Twenty-five years ago, Lyle Schaller told a group of ministers in North Carolina that if we wanted to stay conversant with what was happening in the country and also peek around the corner at what might be trending next, simply subscribe to The Atlantic Monthly. I took his advice and have been rewarded more times than not.
In the October issue of The Atlantic, as it’s now called, Liz Mundy writes about our cultural trend of fetishizing failure. In “Everyone Loves a Loser,” she argues for the growing trend toward embracing and even parading our deficiencies as part of self-help and leadership. Listen to the way we talk: “My bad … you win some, you lose some … epic fail … it’s on me.”
Not only are our “flops, folds, setbacks, wipeouts and hiccups” a publishing phenomenon; celebrating them has also, she asserts, worked its way firmly into corporate culture and even “best-practice” parenting. Certainly it shows up in our politics, where Eliot Spitzer, Mark Sanford, David Petraeus and Anthony Weiner have demonstrated a very un-Nixon-like tendency to stick around and profit after highly publicized failures. Mundy says, “Far from being a liability, failure — and humble emergence from failure as sadder, wiser, etc. — has become something to tout.” Even NASA now prefers to hire astronauts who have had setbacks rather than too-easy success.

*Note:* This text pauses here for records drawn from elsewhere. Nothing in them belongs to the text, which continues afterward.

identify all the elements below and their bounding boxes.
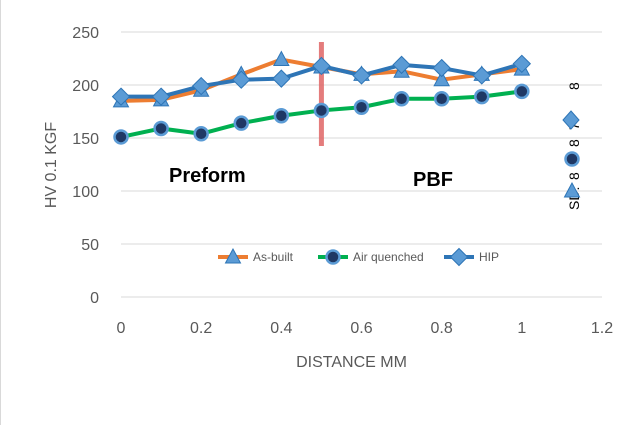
data-point-air-quenched bbox=[313, 102, 330, 119]
data-point-hip bbox=[312, 56, 331, 76]
legend: As-built Air quenched HIP bbox=[218, 247, 499, 267]
data-point-air-quenched bbox=[433, 91, 450, 107]
x-tick-label: 1 bbox=[517, 320, 526, 337]
preform-label: Preform bbox=[169, 165, 246, 187]
data-point-hip bbox=[111, 87, 131, 106]
data-point-as-built bbox=[272, 50, 290, 67]
data-point-hip bbox=[472, 66, 491, 85]
data-point-air-quenched bbox=[514, 83, 530, 100]
legend-label: Air quenched bbox=[353, 250, 424, 264]
legend-marker bbox=[325, 249, 341, 265]
x-tick-label: 1.2 bbox=[591, 320, 613, 337]
sd-value: 8 bbox=[566, 82, 582, 90]
legend-label: HIP bbox=[479, 250, 499, 264]
sd-diamond-marker bbox=[562, 110, 580, 130]
legend-marker bbox=[449, 247, 469, 267]
x-tick-label: 0.4 bbox=[270, 320, 292, 337]
data-point-hip bbox=[272, 69, 291, 88]
data-point-air-quenched bbox=[353, 99, 370, 116]
x-axis-title: DISTANCE MM bbox=[296, 354, 407, 371]
data-point-air-quenched bbox=[153, 120, 169, 137]
legend-marker bbox=[224, 247, 242, 264]
y-tick-label: 50 bbox=[81, 237, 99, 254]
data-point-as-built bbox=[433, 70, 451, 87]
sd-value: 8 bbox=[566, 172, 582, 180]
data-point-hip bbox=[151, 87, 171, 106]
y-tick-label: 150 bbox=[72, 131, 99, 148]
data-point-hip bbox=[352, 66, 371, 85]
y-tick-label: 250 bbox=[72, 25, 99, 42]
sd-value: 8 bbox=[566, 139, 582, 147]
data-point-hip bbox=[512, 54, 532, 74]
data-point-air-quenched bbox=[273, 107, 290, 124]
x-tick-label: 0 bbox=[117, 320, 126, 337]
x-tick-label: 0.6 bbox=[350, 320, 372, 337]
series-layer bbox=[111, 50, 532, 145]
data-point-air-quenched bbox=[193, 126, 209, 142]
data-point-air-quenched bbox=[113, 129, 129, 145]
data-point-hip bbox=[392, 55, 411, 75]
pbf-label: PBF bbox=[413, 169, 453, 191]
sd-triangle-marker bbox=[563, 181, 581, 198]
y-tick-label: 200 bbox=[72, 78, 99, 95]
axes: 0 50 100 150 200 250 0 0.2 0.4 0.6 0.8 1 1.2 DISTANCE… bbox=[43, 25, 613, 371]
data-point-air-quenched bbox=[393, 91, 410, 107]
data-point-air-quenched bbox=[233, 115, 249, 131]
y-tick-label: 100 bbox=[72, 184, 99, 201]
data-point-hip bbox=[232, 70, 251, 89]
data-point-air-quenched bbox=[474, 88, 490, 105]
x-tick-label: 0.8 bbox=[431, 320, 453, 337]
data-point-hip bbox=[191, 76, 211, 96]
x-tick-label: 0.2 bbox=[190, 320, 212, 337]
y-tick-label: 0 bbox=[90, 290, 99, 307]
y-axis-title: HV 0.1 KGF bbox=[43, 122, 60, 208]
data-point-hip bbox=[432, 58, 451, 78]
sd-circle-marker bbox=[564, 151, 580, 167]
legend-label: As-built bbox=[253, 250, 294, 264]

One reason for this trend is that it aligns with the Great American Success Story. Our Horatio Alger rags-to-riches tales spring from our frontier mentality of pioneers overcoming obstacles on the pathway to success. The American cultural narrative loves a come-from-behind victory by over-achieving underdogs. And if you mess up? According to William and Mary professor Susan Wise Bauer in The Art of the Public Grovel, all you have to do is craft your apology carefully — and a nation stands quick to forgive.
Which brings us to the issue of forgiveness. We Christians are resurrection people, right? How should we react to addiction, bankruptcy, squandering and scandal? We believe in grace, right?
Here’s my take: failure in and of itself is not a moral good and is not to be celebrated. But failure overcome by redemption? That’s another story. And clarifying the gospel as a better story than making failure a fetish is a trend I’d like to see.